I’ll probably go for another short ride today, because not even I am dim enough to run two days in a row unless something really big and ornery is chasing me. Like, say, Peter Sagan, who got knocked off his bike by a race vehicle today and decided to punch a couple of them. Hulk smash!

 

 

Boyz in the ‘hood

Chez Dog is looking pretty sharp despite a little rough treatment from the recent wet weather.
Chez Dog is looking pretty sharp despite a little rough treatment from the recent wet weather.

I took a little road trip back to Bibleburg this week.

The main goal was to check up on Chez Dog, which we rent through Airbnb. The back sidewalk has taken a pounding from the weather — as has just about everything else in town — and needs replacing. Likewise the garage requires some minor repairs and paint.

Dennis the Menace and Dr. Schenkenstein take the long view atop Bear Creek East, a once-active cyclo-cross venue.
Dennis the Menace and Dr. Schenkenstein take the long view atop Bear Creek East, a once-active cyclo-cross venue.

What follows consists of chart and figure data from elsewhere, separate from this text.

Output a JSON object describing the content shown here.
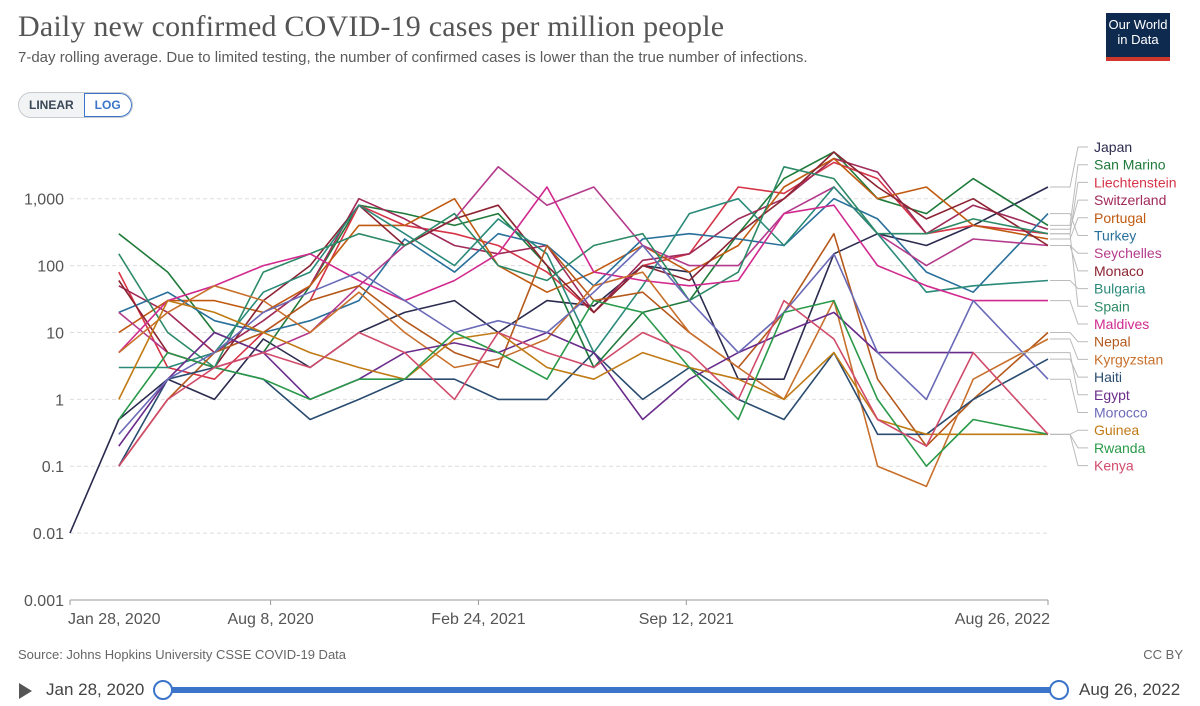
{
  "header": {
    "title": "Daily new confirmed COVID-19 cases per million people",
    "subtitle": "7-day rolling average. Due to limited testing, the number of confirmed cases is lower than the true number of infections.",
    "logo_line1": "Our World",
    "logo_line2": "in Data"
  },
  "scale_toggle": {
    "linear_label": "LINEAR",
    "log_label": "LOG",
    "active": "LOG"
  },
  "footer": {
    "source": "Source: Johns Hopkins University CSSE COVID-19 Data",
    "license": "CC BY"
  },
  "timeline": {
    "start_label": "Jan 28, 2020",
    "end_label": "Aug 26, 2022"
  },
  "chart_data": {
    "type": "line",
    "title": "Daily new confirmed COVID-19 cases per million people",
    "y_scale": "log",
    "ylim": [
      0.001,
      5000
    ],
    "y_ticks": [
      0.001,
      0.01,
      0.1,
      1,
      10,
      100,
      1000
    ],
    "y_tick_labels": [
      "0.001",
      "0.01",
      "0.1",
      "1",
      "10",
      "100",
      "1,000"
    ],
    "x_range": [
      "2020-01-28",
      "2022-08-26"
    ],
    "x_ticks": [
      {
        "date": "2020-01-28",
        "label": "Jan 28, 2020"
      },
      {
        "date": "2020-08-08",
        "label": "Aug 8, 2020"
      },
      {
        "date": "2021-02-24",
        "label": "Feb 24, 2021"
      },
      {
        "date": "2021-09-12",
        "label": "Sep 12, 2021"
      },
      {
        "date": "2022-08-26",
        "label": "Aug 26, 2022"
      }
    ],
    "x_anchor_dates": [
      "2020-01-28",
      "2020-03-15",
      "2020-05-01",
      "2020-06-15",
      "2020-08-01",
      "2020-09-15",
      "2020-11-01",
      "2020-12-15",
      "2021-02-01",
      "2021-03-15",
      "2021-05-01",
      "2021-06-15",
      "2021-08-01",
      "2021-09-15",
      "2021-11-01",
      "2021-12-15",
      "2022-02-01",
      "2022-03-15",
      "2022-05-01",
      "2022-06-15",
      "2022-08-26"
    ],
    "series": [
      {
        "name": "Japan",
        "color": "#2b2b4f",
        "values": [
          0.01,
          0.5,
          2,
          1,
          8,
          3,
          10,
          20,
          30,
          10,
          30,
          25,
          100,
          80,
          2,
          2,
          150,
          300,
          200,
          400,
          1500
        ]
      },
      {
        "name": "San Marino",
        "color": "#1f7a3a",
        "values": [
          null,
          300,
          80,
          10,
          5,
          50,
          800,
          600,
          400,
          600,
          100,
          3,
          20,
          30,
          300,
          2000,
          5000,
          1000,
          600,
          2000,
          400
        ]
      },
      {
        "name": "Liechtenstein",
        "color": "#d63447",
        "values": [
          null,
          80,
          3,
          2,
          10,
          30,
          800,
          400,
          300,
          200,
          80,
          20,
          100,
          150,
          1500,
          1200,
          3500,
          2000,
          300,
          400,
          300
        ]
      },
      {
        "name": "Switzerland",
        "color": "#a02a58",
        "values": [
          null,
          50,
          20,
          5,
          15,
          50,
          1000,
          500,
          200,
          150,
          200,
          20,
          120,
          150,
          500,
          1000,
          4000,
          2500,
          300,
          800,
          350
        ]
      },
      {
        "name": "Portugal",
        "color": "#c15a11",
        "values": [
          null,
          10,
          30,
          30,
          20,
          50,
          400,
          400,
          1000,
          100,
          40,
          80,
          200,
          80,
          200,
          1500,
          4000,
          1000,
          1500,
          400,
          250
        ]
      },
      {
        "name": "Turkey",
        "color": "#28709a",
        "values": [
          null,
          20,
          40,
          15,
          10,
          15,
          30,
          250,
          80,
          300,
          200,
          50,
          250,
          300,
          250,
          200,
          1000,
          500,
          80,
          40,
          600
        ]
      },
      {
        "name": "Seychelles",
        "color": "#b43b8c",
        "values": [
          null,
          20,
          5,
          3,
          5,
          10,
          50,
          200,
          500,
          3000,
          800,
          1500,
          200,
          100,
          100,
          600,
          1500,
          300,
          100,
          250,
          200
        ]
      },
      {
        "name": "Monaco",
        "color": "#8b2332",
        "values": [
          null,
          60,
          5,
          3,
          30,
          100,
          800,
          200,
          500,
          800,
          100,
          20,
          100,
          60,
          300,
          1000,
          5000,
          1500,
          500,
          1000,
          200
        ]
      },
      {
        "name": "Bulgaria",
        "color": "#2a8a7a",
        "values": [
          null,
          3,
          3,
          5,
          40,
          80,
          800,
          300,
          100,
          500,
          150,
          5,
          50,
          600,
          1000,
          200,
          1500,
          300,
          40,
          50,
          60
        ]
      },
      {
        "name": "Spain",
        "color": "#2d8a67",
        "values": [
          null,
          150,
          10,
          3,
          80,
          150,
          300,
          200,
          600,
          100,
          60,
          200,
          300,
          30,
          80,
          3000,
          2000,
          300,
          300,
          500,
          300
        ]
      },
      {
        "name": "Maldives",
        "color": "#d12a8f",
        "values": [
          null,
          5,
          30,
          50,
          100,
          150,
          60,
          30,
          60,
          150,
          1500,
          80,
          60,
          50,
          60,
          600,
          800,
          100,
          50,
          30,
          30
        ]
      },
      {
        "name": "Nepal",
        "color": "#b5581c",
        "values": [
          null,
          0.1,
          1,
          5,
          10,
          30,
          50,
          15,
          5,
          3,
          200,
          30,
          40,
          10,
          3,
          20,
          300,
          2,
          0.2,
          1,
          10
        ]
      },
      {
        "name": "Kyrgyzstan",
        "color": "#c8702c",
        "values": [
          null,
          5,
          20,
          50,
          30,
          10,
          40,
          10,
          3,
          4,
          8,
          50,
          80,
          10,
          3,
          1,
          30,
          0.1,
          0.05,
          2,
          8
        ]
      },
      {
        "name": "Haiti",
        "color": "#2a4c70",
        "values": [
          null,
          0.1,
          2,
          3,
          2,
          0.5,
          1,
          2,
          2,
          1,
          1,
          5,
          1,
          3,
          1,
          0.5,
          5,
          0.3,
          0.3,
          1,
          4
        ]
      },
      {
        "name": "Egypt",
        "color": "#6a2c8a",
        "values": [
          null,
          0.2,
          2,
          10,
          5,
          1,
          2,
          5,
          7,
          5,
          10,
          5,
          0.5,
          2,
          5,
          10,
          20,
          5,
          5,
          5,
          null
        ]
      },
      {
        "name": "Morocco",
        "color": "#6a6ab8",
        "values": [
          null,
          0.3,
          2,
          5,
          20,
          40,
          80,
          30,
          10,
          15,
          10,
          40,
          200,
          30,
          5,
          20,
          150,
          5,
          1,
          30,
          2
        ]
      },
      {
        "name": "Guinea",
        "color": "#c07a14",
        "values": [
          null,
          1,
          30,
          20,
          10,
          5,
          3,
          2,
          8,
          10,
          3,
          2,
          5,
          3,
          2,
          1,
          5,
          0.5,
          0.3,
          0.3,
          0.3
        ]
      },
      {
        "name": "Rwanda",
        "color": "#2a9a4a",
        "values": [
          null,
          0.5,
          5,
          3,
          2,
          1,
          2,
          2,
          10,
          5,
          2,
          30,
          20,
          3,
          0.5,
          20,
          30,
          1,
          0.1,
          0.5,
          0.3
        ]
      },
      {
        "name": "Kenya",
        "color": "#d14b6b",
        "values": [
          null,
          0.1,
          1,
          3,
          5,
          3,
          10,
          5,
          1,
          10,
          5,
          3,
          10,
          5,
          1,
          30,
          8,
          0.5,
          0.2,
          5,
          0.3
        ]
      }
    ],
    "legend_position": "right"
  }
}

Whilst in the ‘Burg I checked in with a bunch of friends and neighbors: Ted and Diane, who help us with the Airbnb thing; Steve and Doris, who like Herself are Librarians Gone Wrong; Alley Mike, a disgruntled Comcast subscriber who was irked at being unable to watch the USA Pro Challenge (Corner Mike was at large and unavailable for comment); Judy, who rents The House Back East®; John Crandall, owner of Old Town Bike Shop; John O’Neill, who ramrods The Colorado Running Company (and whose Hebrew name is Usuk, pronounced “You suck”); and of course Dr. Schenkenstein and Dennis the Menace, with whom I enjoyed an invigorating ‘cross-bike ride through Bear Creek Regional Park, where Team Mad Dog Media-Dogs At Large Velo once ran cyclo-crosses back in the day.

The old libertarian laboratory is in something of a state these days, with all the local John Galts pointing at each other and saying, “Hey, you don’t like it, you fix it, because freedom, Jeebus, and guns, etc.”

The latest wrinkle is a proposed increase in the sales tax, a typically regressive non-solution that will place the billion-dollar burden of repairing the local infrastructure squarely on the backs of Those People, the ones who already can’t afford bootstraps by which to hoist themselves up. Them, and the tourists, who of course are fair game everywhere. Slow elk, is what.

I always enjoy going back for a visit. Chez Dog is a nifty little place, and a guy who knows his way around can still have a pretty good time in Bibleburg. There’s The Blue Star, Tapateria, and of course Ivywild School, home to Bristol Brewing Co. And if someone manages to root up a billion smackeroos somewhere, why, the place may once again have roads and trails that can be navigated without the need to liberate a tracked vehicle from Fort Cartoon.

Until then, I’m content to remain an interested out-of-towner.